German Retiree Hunts for Long-Lost Nazi-Looted Amber Room
The Amber Room, a priceless chamber looted by the Nazis during World War II, has been missing for some 70 years, but a German retiree claims to be honing in on its location, reports Reuters.
Called the eighth wonder of the world, the Amber Room, covered in amber panels, gold, and gems, was constructed between 1701 and 1709 for the palace of King Frederick I of Prussia. The room was later given as a gift to Peter the Great, czar of Russia, and is thought to be worth anywhere from $140 to as much as $500 million.
Nazis seized the room while invading St. Petersburg in January 1941, and transported it to Königsberg, Germany. From there, the trail runs cold, despite the best efforts of generations of hopeful treasure-hunters. Though many suspect the Amber Room became a casualty of war, Karl-Heinz Kleine, a 68-year-old pensioner, may have a new lead.
Kleine’s theory is that a Nazi official named Erich Koch smuggled the room to his hometown of Wuppertal, where it could still be secreted away in a hidden bunker or underground tunnel. Koch was convicted of war crimes, and was known to have shipped looted art away from Königsberg during the final months of the war.

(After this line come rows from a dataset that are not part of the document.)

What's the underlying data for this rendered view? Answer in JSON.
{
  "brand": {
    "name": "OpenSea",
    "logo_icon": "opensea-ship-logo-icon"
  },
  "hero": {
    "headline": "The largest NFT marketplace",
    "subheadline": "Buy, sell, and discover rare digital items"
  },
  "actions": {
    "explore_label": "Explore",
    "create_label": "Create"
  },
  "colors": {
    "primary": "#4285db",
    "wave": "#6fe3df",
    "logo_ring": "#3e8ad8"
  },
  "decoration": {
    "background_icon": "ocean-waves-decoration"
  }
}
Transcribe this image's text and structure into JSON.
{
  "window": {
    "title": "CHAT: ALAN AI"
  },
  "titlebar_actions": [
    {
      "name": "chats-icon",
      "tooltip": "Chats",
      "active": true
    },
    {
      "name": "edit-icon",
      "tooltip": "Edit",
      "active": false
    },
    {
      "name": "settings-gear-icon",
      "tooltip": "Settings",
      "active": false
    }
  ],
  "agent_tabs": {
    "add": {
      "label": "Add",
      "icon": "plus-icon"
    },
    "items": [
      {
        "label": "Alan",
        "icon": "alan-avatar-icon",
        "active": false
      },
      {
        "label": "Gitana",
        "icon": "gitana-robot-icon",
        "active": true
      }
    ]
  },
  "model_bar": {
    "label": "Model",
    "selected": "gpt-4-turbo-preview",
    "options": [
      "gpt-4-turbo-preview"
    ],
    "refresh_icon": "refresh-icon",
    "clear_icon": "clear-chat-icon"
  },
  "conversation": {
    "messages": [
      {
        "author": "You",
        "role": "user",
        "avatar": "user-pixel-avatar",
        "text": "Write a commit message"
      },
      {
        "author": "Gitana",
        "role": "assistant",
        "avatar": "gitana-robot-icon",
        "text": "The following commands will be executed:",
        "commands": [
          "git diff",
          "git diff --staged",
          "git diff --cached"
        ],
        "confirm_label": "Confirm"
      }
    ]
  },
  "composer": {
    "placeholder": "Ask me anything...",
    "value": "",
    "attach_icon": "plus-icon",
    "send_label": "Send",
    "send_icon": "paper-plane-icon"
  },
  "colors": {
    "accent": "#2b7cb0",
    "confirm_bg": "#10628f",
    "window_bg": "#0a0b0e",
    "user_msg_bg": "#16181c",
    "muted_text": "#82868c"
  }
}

A company had lent Kleine a drill to conduct his search, but they have since asked for it back. “The search is very costly. We need helpers, special equipment and money,” Kleine told Reuters. “I am optimistic. I just need the tools, then it could go quickly.”
The Amber Room was just one of many artistic treasures stolen during the war, and many Nazi-looted objects are only now being returned to the families of their original owners (see Oxford’s Ashmolean Museum Returns Nazi Loot and New Trove of Nazi Looted Artworks Found in German Museum).